One of the challenges that keeps surfacing in business to business marketing is how to define a target customer.  What if you are selling to a company rather than an individual – how do you specify a target?  What is your business to business target market?

To define your business to business target market start by recognizing that you are not marketing to businesses. Companies don’t buy anything, people buy. So, your product or services solves a problem for somebody. Know what that problem is and market to that person. This thinking can be a shift for most people, but it is a powerful way to market your business and define your marketing target. 

First, know that never in the history of the world has a business bought anything. 

The other day I was standing in front of a group of business owners and marketing managers helping them to define their target customer – their EngageStory character – and I had this simple epiphany. 

I asked one woman who her target market was; she replied: “small businesses.” 

Which is an answer I get dozens of times a week: “I am targeting small to medium-sized businesses, or big businesses, or service businesses or businesses with purple doors.” 

Most people talk about their segments with the conviction of having thought through their target market carefully and precisely defined be a whom they want to attract.

The woman in this workshop could tell me how many people work at her target client, how much money the business makes, whether it is innovative or stuck in its way and so on.   

We have all been trained this way.  This is how we create segments and how we think about our customers.  However, it is wrong.   

My epiphany: her target market doesn’t exist, and if you are marketing to a business, yours doesn’t either.

knew this but struggled to express it until I just did: stop selling to businesses. 

Nobody listening to you is a business.  Businesses don’t buy.  They never buy.  They don’t even exist except as a piece of paper and an entry in a database somewhere.

Businesses aren’t real; people are. 

People are real.  People buy. 

Individuals in businesses have problems and needs.  The state of a business informs these needs and their needs can absolutely be related to business performance.

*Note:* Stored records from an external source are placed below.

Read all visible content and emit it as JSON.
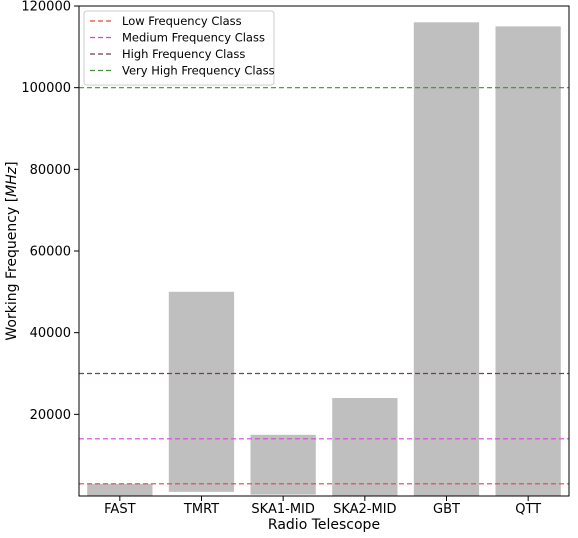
{
  "chart_data": {
    "type": "bar",
    "title": "",
    "xlabel": "Radio Telescope",
    "ylabel_prefix": "Working Frequency [",
    "ylabel_unit": "MHz",
    "ylabel_suffix": "]",
    "categories": [
      "FAST",
      "TMRT",
      "SKA1-MID",
      "SKA2-MID",
      "GBT",
      "QTT"
    ],
    "bars": [
      {
        "bottom": 0,
        "top": 3000
      },
      {
        "bottom": 1000,
        "top": 50000
      },
      {
        "bottom": 350,
        "top": 15000
      },
      {
        "bottom": 0,
        "top": 24000
      },
      {
        "bottom": 0,
        "top": 116000
      },
      {
        "bottom": 0,
        "top": 115000
      }
    ],
    "bar_color": "#bfbfbf",
    "ylim": [
      0,
      120000
    ],
    "yticks": [
      20000,
      40000,
      60000,
      80000,
      100000,
      120000
    ],
    "ytick_labels": [
      "20000",
      "40000",
      "60000",
      "80000",
      "100000",
      "120000"
    ],
    "grid": false,
    "legend_position": "upper-left",
    "reference_lines": [
      {
        "name": "Low Frequency Class",
        "value": 3000,
        "color": "#e8433c"
      },
      {
        "name": "Medium Frequency Class",
        "value": 14000,
        "color": "#e040e0"
      },
      {
        "name": "High Frequency Class",
        "value": 30000,
        "color": "#7a3b4b"
      },
      {
        "name": "Very High Frequency Class",
        "value": 100000,
        "color": "#3f8f3f"
      }
    ]
  }
}
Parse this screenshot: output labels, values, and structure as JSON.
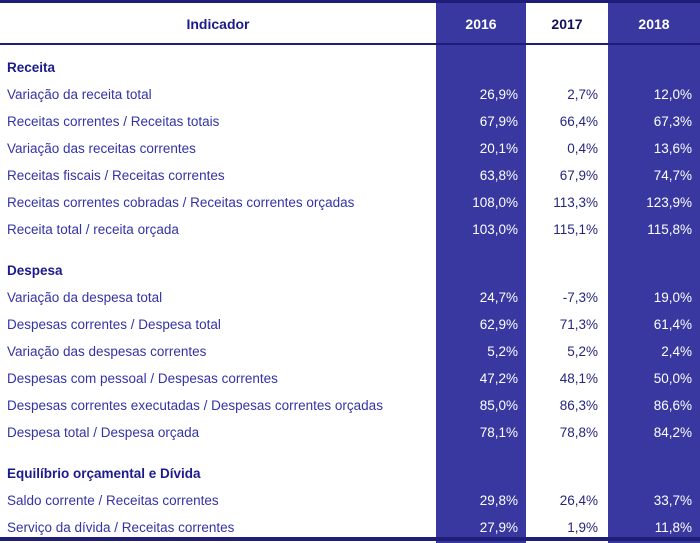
{
  "table": {
    "header": {
      "indicator_label": "Indicador",
      "years": [
        "2016",
        "2017",
        "2018"
      ]
    },
    "sections": [
      {
        "title": "Receita",
        "rows": [
          {
            "label": "Variação da receita total",
            "values": [
              "26,9%",
              "2,7%",
              "12,0%"
            ]
          },
          {
            "label": "Receitas correntes / Receitas totais",
            "values": [
              "67,9%",
              "66,4%",
              "67,3%"
            ]
          },
          {
            "label": "Variação das receitas correntes",
            "values": [
              "20,1%",
              "0,4%",
              "13,6%"
            ]
          },
          {
            "label": "Receitas fiscais / Receitas correntes",
            "values": [
              "63,8%",
              "67,9%",
              "74,7%"
            ]
          },
          {
            "label": "Receitas correntes cobradas / Receitas correntes orçadas",
            "values": [
              "108,0%",
              "113,3%",
              "123,9%"
            ]
          },
          {
            "label": "Receita total / receita orçada",
            "values": [
              "103,0%",
              "115,1%",
              "115,8%"
            ]
          }
        ]
      },
      {
        "title": "Despesa",
        "rows": [
          {
            "label": "Variação da despesa total",
            "values": [
              "24,7%",
              "-7,3%",
              "19,0%"
            ]
          },
          {
            "label": "Despesas correntes / Despesa total",
            "values": [
              "62,9%",
              "71,3%",
              "61,4%"
            ]
          },
          {
            "label": "Variação das despesas correntes",
            "values": [
              "5,2%",
              "5,2%",
              "2,4%"
            ]
          },
          {
            "label": "Despesas com pessoal / Despesas correntes",
            "values": [
              "47,2%",
              "48,1%",
              "50,0%"
            ]
          },
          {
            "label": "Despesas correntes executadas / Despesas correntes orçadas",
            "values": [
              "85,0%",
              "86,3%",
              "86,6%"
            ]
          },
          {
            "label": "Despesa total / Despesa orçada",
            "values": [
              "78,1%",
              "78,8%",
              "84,2%"
            ]
          }
        ]
      },
      {
        "title": "Equilíbrio orçamental e Dívida",
        "rows": [
          {
            "label": "Saldo corrente / Receitas correntes",
            "values": [
              "29,8%",
              "26,4%",
              "33,7%"
            ]
          },
          {
            "label": "Serviço da dívida / Receitas correntes",
            "values": [
              "27,9%",
              "1,9%",
              "11,8%"
            ]
          }
        ]
      }
    ],
    "colors": {
      "column_fill": "#3838a0",
      "rule_navy": "#1e1e78",
      "label_text": "#3333a6",
      "heading_text": "#1b1b8c",
      "value_on_blue": "#ffffff",
      "value_on_white": "#26267e"
    }
  },
  "chart_data": {
    "type": "table",
    "title": "Indicador",
    "columns": [
      "Indicador",
      "2016",
      "2017",
      "2018"
    ],
    "sections": [
      {
        "name": "Receita",
        "rows": [
          [
            "Variação da receita total",
            "26,9%",
            "2,7%",
            "12,0%"
          ],
          [
            "Receitas correntes / Receitas totais",
            "67,9%",
            "66,4%",
            "67,3%"
          ],
          [
            "Variação das receitas correntes",
            "20,1%",
            "0,4%",
            "13,6%"
          ],
          [
            "Receitas fiscais / Receitas correntes",
            "63,8%",
            "67,9%",
            "74,7%"
          ],
          [
            "Receitas correntes cobradas / Receitas correntes orçadas",
            "108,0%",
            "113,3%",
            "123,9%"
          ],
          [
            "Receita total / receita orçada",
            "103,0%",
            "115,1%",
            "115,8%"
          ]
        ]
      },
      {
        "name": "Despesa",
        "rows": [
          [
            "Variação da despesa total",
            "24,7%",
            "-7,3%",
            "19,0%"
          ],
          [
            "Despesas correntes / Despesa total",
            "62,9%",
            "71,3%",
            "61,4%"
          ],
          [
            "Variação das despesas correntes",
            "5,2%",
            "5,2%",
            "2,4%"
          ],
          [
            "Despesas com pessoal / Despesas correntes",
            "47,2%",
            "48,1%",
            "50,0%"
          ],
          [
            "Despesas correntes executadas / Despesas correntes orçadas",
            "85,0%",
            "86,3%",
            "86,6%"
          ],
          [
            "Despesa total / Despesa orçada",
            "78,1%",
            "78,8%",
            "84,2%"
          ]
        ]
      },
      {
        "name": "Equilíbrio orçamental e Dívida",
        "rows": [
          [
            "Saldo corrente / Receitas correntes",
            "29,8%",
            "26,4%",
            "33,7%"
          ],
          [
            "Serviço da dívida / Receitas correntes",
            "27,9%",
            "1,9%",
            "11,8%"
          ]
        ]
      }
    ]
  }
}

But it is still the person who has the need and the person you must market to.

The real reason you might target a business with sales in the realm of 20 to 40 million dollars is that people in these businesses tend to have a similar problem. 

However, the sales are irrelevant.  The problem is key.  

Instead of targeting the business with the right level of sales, you must target the individual with the problem. 

Think deeply about your customer, who decides to buy your product and understand what is missing in their life.  Ask yourself (or better yet ask them):

  • What challenges do they face?

  • What is causing them stress at work?

  • How do they feel about what is going on in their life?

  • What do they wish they had?

[Read More: Your Customers Exist in Their World]

Use this information to create a profile of your target customer.  Because you are selling to a person.  People make buying decisions; people have needs; people have nuances and personalities. You must understand the person, not the business.

Targeting this way will make your marketing much more specific, more detailed and easier to relate to.

Therefore, instead of “I target companies with 20-40 million in sales who want to grow”., you target “Business owners who aren’t getting enough out of their marketing and need new strategies to attract customers.”

Then you can get more specific in your targeting and explore a level deeper, getting into the why they don’t have it.  

When you start thinking of your market as people with real problems you can develop solutions that speak directly to them in a way that attracts, engages and increases sales. 

The next step is to understand what is missing in their life

There is always something missing for your target customer.  That is likely informed by the state of the business and the challenges that they are facing, but it isn’t the same thing.  

[Read More: Your Prospect Is Incomplete]

One of my clients worked at a company that was going through a reorganization, and she had to define her team and convince her boss, the CEO of her strategy.  The problem the company faced was how to reorganize.

The problem my client faced was how to convince her boss of the validity of her strategy.  The missing piece wasn’t a new way to organize the company, but rather how to simplify, clarify and explain her ideas to the CEO.  

She hired me to help with the communications and influence first, help with thinking through the structure second.  

It is essential to understand what is missing for your prospect, ultimately the only reason they buy is to make themselves complete.

Successful marketers and successful businesses know that they are selling to people and solving problems for individuals.  

That woman in the workshop? 

The beautiful thing is that once she let go of trying to sell to businesses and started thinking of the people she was targeting and their needs her whole pitch changed. 

She spoke easily and eloquently about whom she was targeting, and I went from a bored listener to a potential client. 

So, stop selling to businesses, start selling to people.